Home > Books > The Postmistress of Paris(86)

The Postmistress of Paris(86)

Author:Meg Waite Clayton

And Pemmy did not like that gun being pointed at her.

Thursday, November 28, 1940

VILLA AIR-BEL

After a midday Thanksgiving supper of the roasted chicken Madame Nouget had managed to find, they took Varian’s nut pie (with plenty of whipped cream, thanks to Madame LaVache) into the Grand Salon. Edouard forked a bite, imagining Luki warmed by this fire, and carrying her upstairs to tuck her in at night, milking Madame LaVache with her in the morning, and dancing to music all the way from Boston.

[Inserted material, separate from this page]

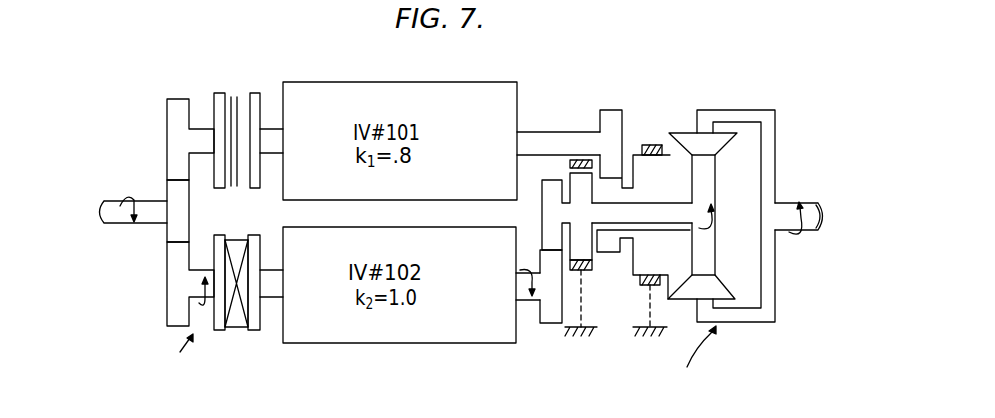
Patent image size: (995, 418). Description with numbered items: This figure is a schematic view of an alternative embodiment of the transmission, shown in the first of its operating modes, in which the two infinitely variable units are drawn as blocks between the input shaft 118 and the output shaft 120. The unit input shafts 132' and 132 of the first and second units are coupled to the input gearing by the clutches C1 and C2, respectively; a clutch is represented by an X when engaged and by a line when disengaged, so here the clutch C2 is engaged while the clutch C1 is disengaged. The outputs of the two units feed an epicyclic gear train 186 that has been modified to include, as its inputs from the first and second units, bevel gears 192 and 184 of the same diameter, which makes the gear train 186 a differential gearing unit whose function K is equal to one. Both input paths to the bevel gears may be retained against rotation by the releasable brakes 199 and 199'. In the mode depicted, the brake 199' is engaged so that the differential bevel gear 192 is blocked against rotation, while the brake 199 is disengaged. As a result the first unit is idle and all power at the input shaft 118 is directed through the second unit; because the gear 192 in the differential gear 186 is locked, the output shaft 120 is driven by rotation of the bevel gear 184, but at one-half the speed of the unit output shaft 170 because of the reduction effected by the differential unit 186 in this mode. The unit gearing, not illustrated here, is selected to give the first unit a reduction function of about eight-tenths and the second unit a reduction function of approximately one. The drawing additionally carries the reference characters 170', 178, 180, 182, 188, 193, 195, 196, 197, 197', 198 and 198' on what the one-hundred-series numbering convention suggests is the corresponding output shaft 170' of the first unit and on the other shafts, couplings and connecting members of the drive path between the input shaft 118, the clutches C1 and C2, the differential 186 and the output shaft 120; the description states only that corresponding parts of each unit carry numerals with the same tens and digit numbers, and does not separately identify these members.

His thoughts of the future were here, in a place he could see in his mind. What was a place like Boston or New York or Chicago like? Who would they know? How would he manage to house and clothe and feed Luki there?

“Perhaps Nanée might put Luki on the train,” Varian said, continuing a conversation started as they were cutting the pie. “You could meet her in Portbou, on the far side?”

The nuts were gravel between Edouard’s teeth. “I’ve done this before, though. I sent Luki with a friend on a train to Paris, meaning to follow.” It had been well over a year now since he’d hugged Luki.

“Look, let me lay this out for you as clearly as I can,” Varian said, getting testy. “When we started this, yes, it might have been possible to get you out on the train with your daughter. But border guards willing to look the other way can no longer be counted on or even hoped for. And the Gestapo in Spain are checking every request for a Spanish transit visa, and picking up refugees with no apparent resistance from Franco.”

Edouard went to the window, to the long empty stretch to the sea in the distance, no one coming. He knew he and Luki had to leave as soon as they could. Escapes were increasingly dangerous, and might soon end altogether. Captain Dubois of the Marseille police, a connection Vice Consul Bingham had made for Varian, had just days earlier let Varian know the Marseille police had now been charged with gathering evidence enough to eject Varian himself from France. Varian’s passport was good until January, but his French visa had expired, and he had no ability to get it renewed for want of a letter that the American embassy refused to give him. “How many times do we have to tell you there is nothing we can do for you?” the embassy insisted. “Even your wife wants you to go home.” And the CAS’s own Charlie Fawcett had just been arrested in Spain, and with a secret list of refugees who needed visas too. The list was hidden in the third valve of Charlie’s trumpet, on which he’d learned to play songs that didn’t need that valve. Other documents were sealed inside plaster heads that appeared to be works of art in progress. Neither the list nor the documents had been found on Charlie yet, as far as anyone knew. But everyone at the CAS office now meticulously destroyed anything incriminating once it was no longer needed, and Varian brought the remaining documents back to the chateau each night.

“Luki can cross the border on foot with me,” Edouard said to Varian.

“I’m not offering you this alternative, Edouard,” Varian said. “I’m telling you that if you wish to leave France, this is the way we will help you do so. We’ll provide you documents under an alias to get to Portugal—”

“Forged documents.”

“Yes. Ones that will not match your daughter’s name. The two of you traveling together in France—that’s not a risk we’re willing to take. There will be some risk with you traveling together through Spain too. Once you get to Portugal, you can use your real name and your American visa.”

Edouard fingered the window glass, the view as limited as that through the lens. Whatever he did put Luki and everyone else in danger. He was a watcher, and he was watched.

Thursday, November 28, 1940

CHTEAU DE CHENONCEAU

Nanée tried to appear as meek as a servant girl to the Germans. “To decorate the house,” she said again. Haus—that was the word in German, but would a servant girl know that? She pointed to the chateau, the servants’ entrance just across the forecourt, if only they could reach it. Luki, mercifully quiet, only stared at the soldier on the moat and his gun.

“Du arbeitest hier?” the German demanded.

“To decorate the chateau,” she repeated, not knowing what else to say.

A woman appeared at the servants’ door, calling, “You’d best hurry! The mistress is impatient!”

The Germans conversed with each other, but didn’t lower the gun.

Nanée said to Luki, “Come, sweetheart.” She nodded toward the woman standing there. She might just walk on if she were sure the child would follow, but she couldn’t risk leaving her standing there alone.